Group road rides leave at 10 a.m. weekends from Acacia Park downtown, a short leg-stretching spin away. Saturday’s ride is strictly for the insane, but Sunday’s goes to the U.S. Air Force Academy, which has the best roads in the Pikes Peak region. All  of them are uphill in both directions.

Dogtooth Coffee, the official java supplier to Mad Dog Media, is but a block to the south. Patty Jewett Golf Course is a chip shot to the east. Grog, groceries and other goodies are likewise within easy reach just a few moments north at the Bon Shopping Center, home to the fabled Safeway of the Living Dead. Organic vittles may be found a short drive west at Mountain Mama Natural Foods. And as it happens, the best liquor store in town is on the way there — Coaltrain Wine & Spirits.

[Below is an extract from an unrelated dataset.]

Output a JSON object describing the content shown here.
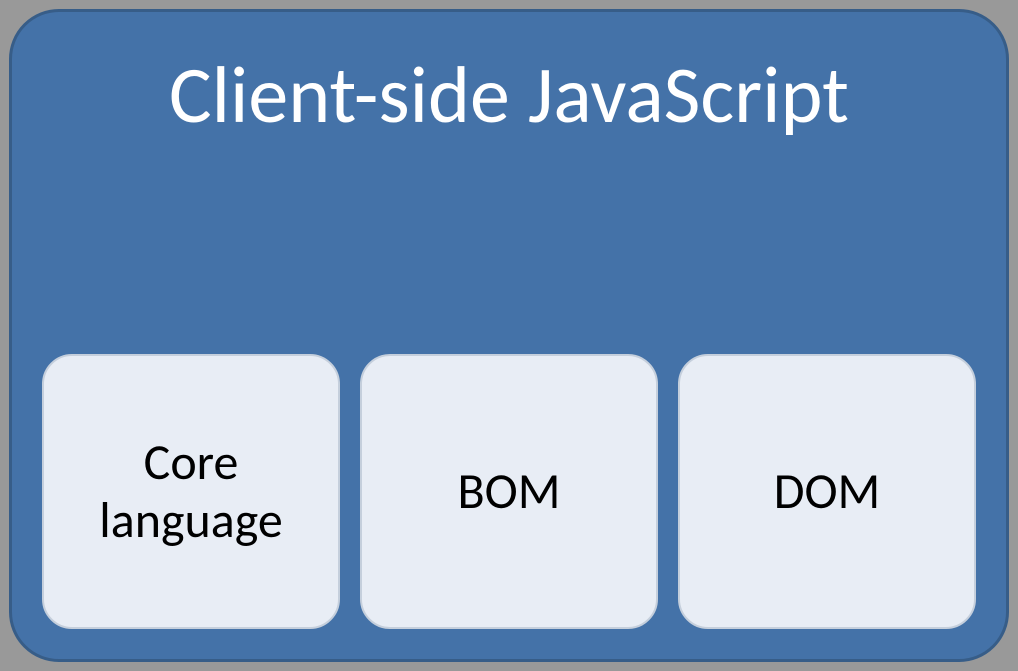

The house itself, you ask? It’s tiny, like ours, under 1,200 square feet, with hardwood floors. One bathroom and two bedrooms, only one of which has a bed at present, a queen size. The second bedroom is part office at the moment and will eventually get a full-size bed. Soon there will be a love seat in the living room that folds out to a single bed. The largely unfinished basement hosts the furnace, washer and dryer.

The small kitchen has a gas range/stove combo, refrigerator, sink and no dishwasher. It adjoins the living room, which at present has a four-seater table, a giant ugly-ass hutch of dubious lineage, a minimalist Sony stereo and a rocker with footstool. Expect a few comfy chairs, a table, and perhaps an TV/DVD-player combo to be added directly, along with an Airport Express extension to the DogNet across the driveway. Oh, yeah, and there is a lockable shed for bikes in the fenced back yard. Pets are welcome.

We haven’t settled on a daily rental charge, but it will be reasonable and include free wireless Innertubes. A portion of the proceeds will be donated to either Care & Share, the Humane Society of the Pikes Peak Region or Bike Clinic Too.

The biggest downside is that there are crazy people next door, but since you’re visiting this website you’re hardly in a position to be judgmental about that sort of thing.

Up periscope!

June 16, 2012
Our house back East

Motel 666: We’ll keep the fire hot for you.

Hm. Rough seas ahead. Texus Maximus has fleas again, nobody who served the Dark Lord on Discovery/U.S. Postal made the U.S. Olympic road/TT team, and the 40th anniversary of Watergate is upon us. Down ’scope, rig for silent running.

Christ, it’s been a long week. Deadlines and related editorial chores out the wazoo, the basement remains very much a work in progress, and we’re slowly furnishing, piece by piece, our second house back East (east of our driveway, that is).

Planning a visit to our scenic dingbatopolis? Forget that seedy Motel 6, folks, we have substandard accommodations for you right here, the Robert A. Heinlein Memorial Crooked House®, with all the comforts of home — a table, a chair, a bed, and crazy drunkards with guns right next door. There’s even beer in the ’fridge. We’ll leave the light on for you.